Loss Mitigation Program refers to a special vehicle which arose during the latter years of the global financial crisis and preceding subprime mortgage crisis. This happened because of the 2008 subprime mortgage crisis which the American economy suffered from at that time.
It started because of an enormous bursting of the housing prices bubble that caused a substantial rise in delinquencies and foreclosures of mortgages. Next a collapse in the value of all home-backed securities occurred, including in the now-infamous MBS mortgage backed securities.
The economy continued to struggle to recover even four years later in 2012. Banks had been bailed out of their poorly made loans by the United States Treasury and Federal Government. Homeowners received no real such help at first though. They had no recourse but to try to manage their higher interest rates at the same time as their home prices had declined substantially.
Fortunately for homeowners across the United States, one court intervened on behalf of consumers in the Western part of the state of Pennsylvania.
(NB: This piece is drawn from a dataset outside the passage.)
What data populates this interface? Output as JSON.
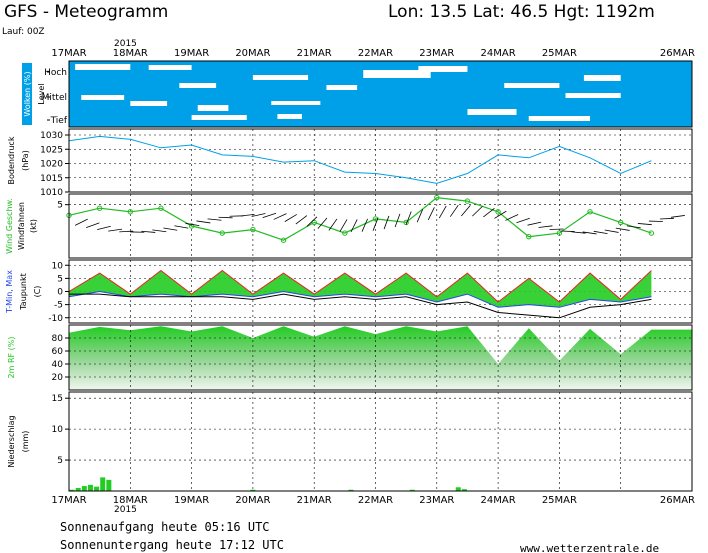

It was this Bankruptcy Court for the Western District of Pennsylvania that took great initiative and developed the Loss Mitigation Program late in the year 2012. The program finally offered beaten down homeowners the ability to modify their mortgages in a court-overseen program which the banks administered directly.
This Loss Mitigation Program began in an effort to offer clarity on failing mortgages. The idea was to fast track the process of loan modification for both the lenders and the borrowers who were involved. It is true that many mortgage and finance companies had already developed their own internal programs for mortgage modification after the mortgage meltdown happened in 2008. Still the process for obtaining such a modification was overwhelming as homeowners dealt with tedious procedures and often saw little to no end results.
The Loss Mitigation Program became necessary because the HAMP Home Affordable Modification Program which the federal government had sponsored had not prevented defaults at what the Special Inspector General for the TARP called an “alarming rate.” HAMP had been created originally to assist homeowners who needed to modify their government FHA insured mortgages, to stay out of foreclosure, and to lower their high monthly payments.
Yet according to this watchdog group, by the conclusion of March in 2013, more than 312,000 participants in the program had realized default on their mortgages. The U.S. Treasury could not come up with any one reason to explain why these default rates had grown so egregiously. Some participants in the program revealed that they only benefited from a modification which was temporary in the initial trial period of the mortgage modification program.
This is why the Loss Mitigation Program began. It was an effort to help the homeowners obtain real and lasting relief so that they could stay in their homes. The program worked according to a simple process which involved four steps. First homeowners had to file for bankruptcy protection in order to safeguard all of their assets and reduce or eliminate their other debts. This allowed them to concentrate their available income on keeping the residential property.
Next the homeowner would engage a bankruptcy attorney to file motions that enrolled the individual into this Loss Mitigation Program. In other words, the modification program existed beneath the umbrella of the bankruptcy protection. Third, the court would approve the application then sign an order that laid out strict procedural guidelines for both lender and borrowers. Clear deadlines were spelled out for both borrowers and lender. It ensured the process became instantly transparent for borrowers since the mortgage modification package and mortgage status had to be treated in good faith by the mortgage company.
Finally, the program set up an electronic portal through which all relevant correspondence on the process had to pass. The court’s representatives would monitor the correspondence to be certain that the two parties were carrying out their responsibilities and roles in good faith.
Thanks to this portal, the Loss Mitigation Program process became streamlined, time saving, and cost reducing for all of the concerned parties. The entire process had to be completed in 60 days unless either the lender or borrower sought out and explained a valid reason for requiring extra time. Serious consequences were mandated for either party delaying the process unnecessarily.